114. The library of claim 106, wherein the extension is greater than about 50 Daltons and less than about 500 Daltons in size.

115. The library of claim 106, wherein the extension comprises at least 3 carbons.

116. The library of claim 106, wherein the extension spatially fits into the region without substantially disrupting a coactivator binding surface of the nuclear receptor.

117. The library of claim 106, wherein the coactivator ligand binding surface is formed by one or more of helices 3, 4, 5, 6 and 12 of the nuclear receptor r.

118. The library of claim 106, wherein the nuclear receptor is selected from the group consisting of: a glucocorticoid receptor, an estrogen receptor, an androgen receptor, a mineralocorticoid receptor, a progestin receptor, a vitamin D receptor, a retinoid receptor, a retinoid X receptor, a peroxisomal proliferator activated receptor, an estrogen-receptor related receptor, a short heterodimer partner, a constitutive androstane receptor, a liver X receptor, a pregnane X receptor, a HNF-4 receptor, a farnesoid X receptor and an orphan receptor.

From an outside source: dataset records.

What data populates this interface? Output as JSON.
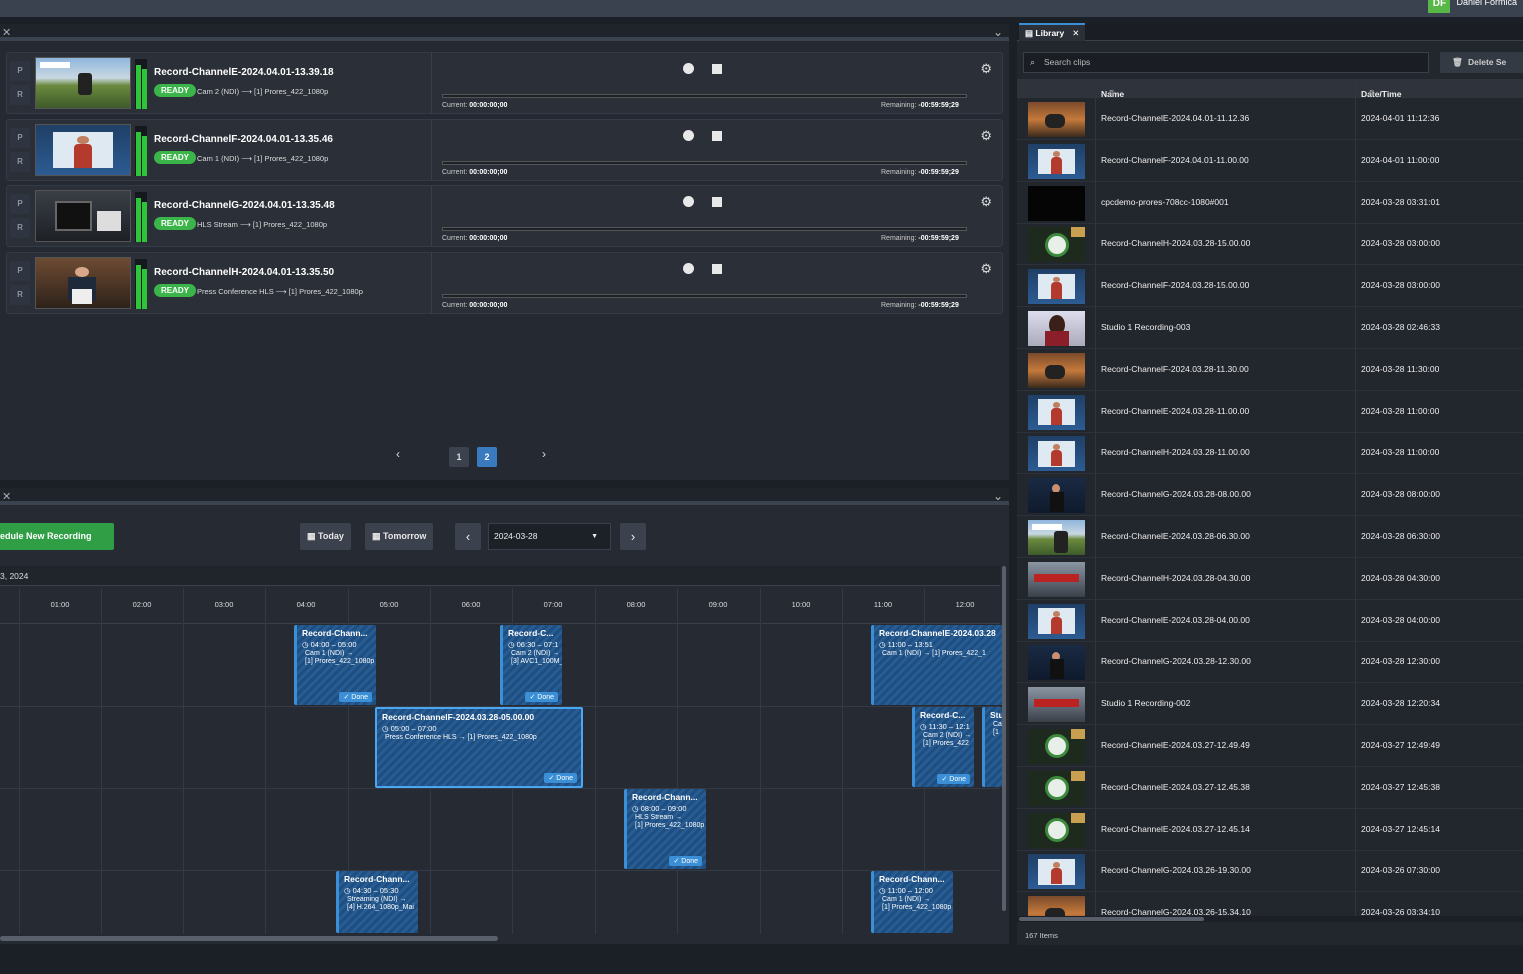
{
  "user": {
    "initials": "DF",
    "name": "Daniel Formica"
  },
  "channels": [
    {
      "title": "Record-ChannelE-2024.04.01-13.39.18",
      "status": "READY",
      "source": "Cam 2 (NDI)",
      "arrow": "⟶",
      "output": "[1] Prores_422_1080p",
      "current_label": "Current:",
      "current": "00:00:00;00",
      "remaining_label": "Remaining:",
      "remaining": "-00:59:59;29",
      "thumb": "bike"
    },
    {
      "title": "Record-ChannelF-2024.04.01-13.35.46",
      "status": "READY",
      "source": "Cam 1 (NDI)",
      "arrow": "⟶",
      "output": "[1] Prores_422_1080p",
      "current_label": "Current:",
      "current": "00:00:00;00",
      "remaining_label": "Remaining:",
      "remaining": "-00:59:59;29",
      "thumb": "presenter"
    },
    {
      "title": "Record-ChannelG-2024.04.01-13.35.48",
      "status": "READY",
      "source": "HLS Stream",
      "arrow": "⟶",
      "output": "[1] Prores_422_1080p",
      "current_label": "Current:",
      "current": "00:00:00;00",
      "remaining_label": "Remaining:",
      "remaining": "-00:59:59;29",
      "thumb": "machine"
    },
    {
      "title": "Record-ChannelH-2024.04.01-13.35.50",
      "status": "READY",
      "source": "Press Conference HLS",
      "arrow": "⟶",
      "output": "[1] Prores_422_1080p",
      "current_label": "Current:",
      "current": "00:00:00;00",
      "remaining_label": "Remaining:",
      "remaining": "-00:59:59;29",
      "thumb": "podium"
    }
  ],
  "pr": {
    "p": "P",
    "r": "R"
  },
  "pager": {
    "prev": "‹",
    "next": "›",
    "pages": [
      "1",
      "2"
    ],
    "active": "2"
  },
  "schedule": {
    "new_btn": "edule New Recording",
    "today": "Today",
    "tomorrow": "Tomorrow",
    "date": "2024-03-28",
    "date_heading": "3, 2024",
    "hours": [
      "01:00",
      "02:00",
      "03:00",
      "04:00",
      "05:00",
      "06:00",
      "07:00",
      "08:00",
      "09:00",
      "10:00",
      "11:00",
      "12:00"
    ],
    "events": [
      {
        "title": "Record-Chann...",
        "time": "04:00 – 05:00",
        "src": "Cam 1 (NDI)  →",
        "out": "[1] Prores_422_1080p",
        "done": "✓ Done"
      },
      {
        "title": "Record-C...",
        "time": "06:30 – 07:1",
        "src": "Cam 2 (NDI)  →",
        "out": "[3] AVC1_100M_",
        "done": "✓ Done"
      },
      {
        "title": "Record-ChannelE-2024.03.28",
        "time": "11:00 – 13:51",
        "src": "Cam 1 (NDI)  →  [1] Prores_422_1",
        "out": "",
        "done": ""
      },
      {
        "title": "Record-ChannelF-2024.03.28-05.00.00",
        "time": "05:00 – 07:00",
        "src": "Press Conference HLS  →  [1] Prores_422_1080p",
        "out": "",
        "done": "✓ Done"
      },
      {
        "title": "Record-C...",
        "time": "11:30 – 12:1",
        "src": "Cam 2 (NDI)  →",
        "out": "[1] Prores_422",
        "done": "✓ Done"
      },
      {
        "title": "Stu",
        "time": "",
        "src": "Ca",
        "out": "[1",
        "done": ""
      },
      {
        "title": "Record-Chann...",
        "time": "08:00 – 09:00",
        "src": "HLS Stream  →",
        "out": "[1] Prores_422_1080p",
        "done": "✓ Done"
      },
      {
        "title": "Record-Chann...",
        "time": "04:30 – 05:30",
        "src": "Streaming (NDI)  →",
        "out": "[4] H.264_1080p_Mai",
        "done": ""
      },
      {
        "title": "Record-Chann...",
        "time": "11:00 – 12:00",
        "src": "Cam 1 (NDI)  →",
        "out": "[1] Prores_422_1080p",
        "done": ""
      }
    ]
  },
  "library": {
    "tab": "Library",
    "search_placeholder": "Search clips",
    "delete": "Delete Se",
    "col_name": "Name",
    "col_date": "Date/Time",
    "count": "167 Items",
    "rows": [
      {
        "name": "Record-ChannelE-2024.04.01-11.12.36",
        "date": "2024-04-01 11:12:36",
        "thumb": "moto"
      },
      {
        "name": "Record-ChannelF-2024.04.01-11.00.00",
        "date": "2024-04-01 11:00:00",
        "thumb": "presenter"
      },
      {
        "name": "cpcdemo-prores-708cc-1080#001",
        "date": "2024-03-28 03:31:01",
        "thumb": "black"
      },
      {
        "name": "Record-ChannelH-2024.03.28-15.00.00",
        "date": "2024-03-28 03:00:00",
        "thumb": "globe"
      },
      {
        "name": "Record-ChannelF-2024.03.28-15.00.00",
        "date": "2024-03-28 03:00:00",
        "thumb": "presenter"
      },
      {
        "name": "Studio 1 Recording-003",
        "date": "2024-03-28 02:46:33",
        "thumb": "woman"
      },
      {
        "name": "Record-ChannelF-2024.03.28-11.30.00",
        "date": "2024-03-28 11:30:00",
        "thumb": "moto"
      },
      {
        "name": "Record-ChannelE-2024.03.28-11.00.00",
        "date": "2024-03-28 11:00:00",
        "thumb": "presenter"
      },
      {
        "name": "Record-ChannelH-2024.03.28-11.00.00",
        "date": "2024-03-28 11:00:00",
        "thumb": "presenter"
      },
      {
        "name": "Record-ChannelG-2024.03.28-08.00.00",
        "date": "2024-03-28 08:00:00",
        "thumb": "speaker"
      },
      {
        "name": "Record-ChannelE-2024.03.28-06.30.00",
        "date": "2024-03-28 06:30:00",
        "thumb": "bike"
      },
      {
        "name": "Record-ChannelH-2024.03.28-04.30.00",
        "date": "2024-03-28 04:30:00",
        "thumb": "street"
      },
      {
        "name": "Record-ChannelE-2024.03.28-04.00.00",
        "date": "2024-03-28 04:00:00",
        "thumb": "presenter"
      },
      {
        "name": "Record-ChannelG-2024.03.28-12.30.00",
        "date": "2024-03-28 12:30:00",
        "thumb": "speaker"
      },
      {
        "name": "Studio 1 Recording-002",
        "date": "2024-03-28 12:20:34",
        "thumb": "street"
      },
      {
        "name": "Record-ChannelE-2024.03.27-12.49.49",
        "date": "2024-03-27 12:49:49",
        "thumb": "globe"
      },
      {
        "name": "Record-ChannelE-2024.03.27-12.45.38",
        "date": "2024-03-27 12:45:38",
        "thumb": "globe"
      },
      {
        "name": "Record-ChannelE-2024.03.27-12.45.14",
        "date": "2024-03-27 12:45:14",
        "thumb": "globe"
      },
      {
        "name": "Record-ChannelG-2024.03.26-19.30.00",
        "date": "2024-03-26 07:30:00",
        "thumb": "presenter"
      },
      {
        "name": "Record-ChannelG-2024.03.26-15.34.10",
        "date": "2024-03-26 03:34:10",
        "thumb": "moto"
      }
    ]
  },
  "colors": {
    "accent": "#3a8fd6",
    "ready": "#3bb54a",
    "schedule_btn": "#2f9e45"
  }
}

119. The library of claim 106, wherein the library comprises between about 5 and 1000 members.

120. The library of claim 106, wherein the library comprises more than about 1000 members.

121. The library of claim 106, wherein the library comprises a phage display library.

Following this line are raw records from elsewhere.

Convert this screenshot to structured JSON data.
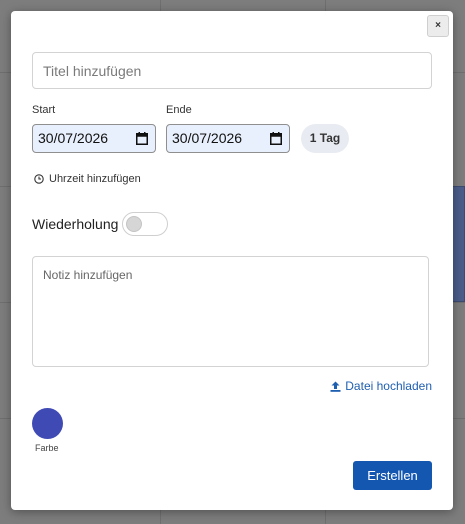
{
  "dialog": {
    "close_label": "×",
    "title_placeholder": "Titel hinzufügen",
    "start": {
      "label": "Start",
      "value": "30/07/2026"
    },
    "end": {
      "label": "Ende",
      "value": "30/07/2026"
    },
    "duration_badge": "1 Tag",
    "add_time_label": "Uhrzeit hinzufügen",
    "repeat": {
      "label": "Wiederholung",
      "enabled": false
    },
    "note_placeholder": "Notiz hinzufügen",
    "upload_label": "Datei hochladen",
    "color": {
      "label": "Farbe",
      "value": "#3f4ab4"
    },
    "create_label": "Erstellen"
  },
  "colors": {
    "primary": "#1457b0",
    "link": "#1f5fb0",
    "date_bg": "#e9f0fd"
  },
  "icons": {
    "close": "close-icon",
    "calendar": "calendar-icon",
    "clock": "clock-icon",
    "upload": "upload-icon"
  }
}
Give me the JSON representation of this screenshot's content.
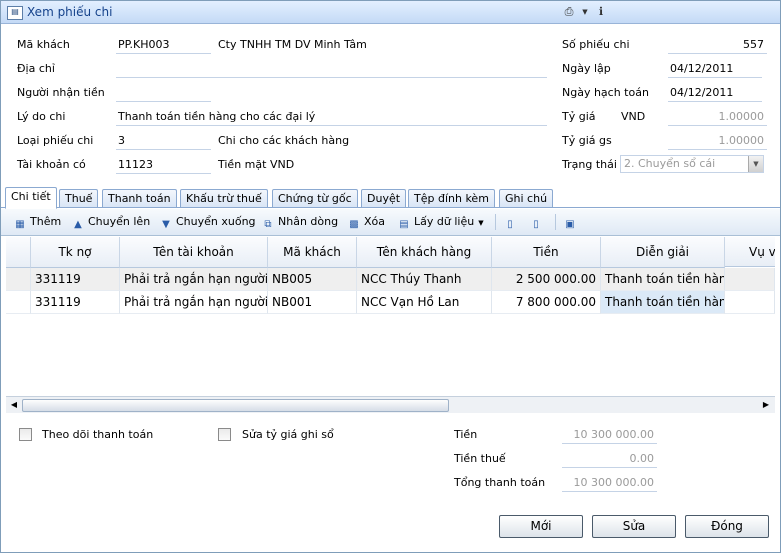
{
  "window": {
    "title": "Xem phiếu chi"
  },
  "header": {
    "ma_khach": {
      "label": "Mã khách",
      "code": "PP.KH003",
      "name": "Cty TNHH TM DV Minh Tâm"
    },
    "dia_chi": {
      "label": "Địa chỉ",
      "value": ""
    },
    "nguoi_nhan": {
      "label": "Người nhận tiền",
      "value": ""
    },
    "ly_do": {
      "label": "Lý do chi",
      "value": "Thanh toán tiền hàng cho các đại lý"
    },
    "loai_phieu": {
      "label": "Loại phiếu chi",
      "code": "3",
      "name": "Chi cho các khách hàng"
    },
    "tai_khoan": {
      "label": "Tài khoản có",
      "code": "11123",
      "name": "Tiền mặt VND"
    },
    "so_phieu": {
      "label": "Số phiếu chi",
      "value": "557"
    },
    "ngay_lap": {
      "label": "Ngày lập",
      "value": "04/12/2011"
    },
    "ngay_hach_toan": {
      "label": "Ngày hạch toán",
      "value": "04/12/2011"
    },
    "ty_gia": {
      "label": "Tỷ giá",
      "currency": "VND",
      "value": "1.00000"
    },
    "ty_gia_gs": {
      "label": "Tỷ giá gs",
      "value": "1.00000"
    },
    "trang_thai": {
      "label": "Trạng thái",
      "value": "2. Chuyển sổ cái"
    }
  },
  "tabs": [
    "Chi tiết",
    "Thuế",
    "Thanh toán",
    "Khấu trừ thuế",
    "Chứng từ gốc",
    "Duyệt",
    "Tệp đính kèm",
    "Ghi chú"
  ],
  "toolbar": {
    "them": "Thêm",
    "chuyen_len": "Chuyển lên",
    "chuyen_xuong": "Chuyển xuống",
    "nhan_dong": "Nhân dòng",
    "xoa": "Xóa",
    "lay_du_lieu": "Lấy dữ liệu"
  },
  "grid": {
    "columns": [
      "Tk nợ",
      "Tên tài khoản",
      "Mã khách",
      "Tên khách hàng",
      "Tiền",
      "Diễn giải",
      "Vụ v"
    ],
    "rows": [
      [
        "331119",
        "Phải trả ngắn hạn người",
        "NB005",
        "NCC Thúy Thanh",
        "2 500 000.00",
        "Thanh toán tiền hàng",
        ""
      ],
      [
        "331119",
        "Phải trả ngắn hạn người",
        "NB001",
        "NCC Vạn Hồ Lan",
        "7 800 000.00",
        "Thanh toán tiền hàng",
        ""
      ]
    ]
  },
  "footer": {
    "theo_doi": "Theo dõi thanh toán",
    "sua_ty_gia": "Sửa tỷ giá ghi sổ",
    "tien": {
      "label": "Tiền",
      "value": "10 300 000.00"
    },
    "tien_thue": {
      "label": "Tiền thuế",
      "value": "0.00"
    },
    "tong": {
      "label": "Tổng thanh toán",
      "value": "10 300 000.00"
    }
  },
  "buttons": {
    "moi": "Mới",
    "sua": "Sửa",
    "dong": "Đóng"
  }
}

122. A method of designing a protein ligand for a nuclear receptor, the method comprising: accessing an information set derived from the crystal structure of thyroid hormone bound to GC-24; and, based on information in the information set, predicting whether a putative ligand will interact with one or more three dimensional features of the nuclear receptor, thereby designing the protein ligand for the nuclear receptor.

123. The method of claim 122, wherein the information set contains atomic coordinate information of Appendix 1 (Table 2).

124. The method of claim 122, wherein the predicting comprises predicting whether the coactivator binding surface of the nuclear receptor will be disrupted by the ligand.

125. A system comprising an information storage module and an information set derived from a crystal structure of thyroid hormone bound to GC-24.

126. The system of claim 125, wherein the information set contains atomic coordinate information of Appendix 1 (Table 2).

127. The system of claim 125, wherein the system predicts whether the coactivator binding surface of the nuclear receptor will be disrupted by the ligand.

128. A crystal of GC-24 and a nuclear receptor.

129. The crystal of claim 128, wherein the nuclear receptor is a thyroid receptor.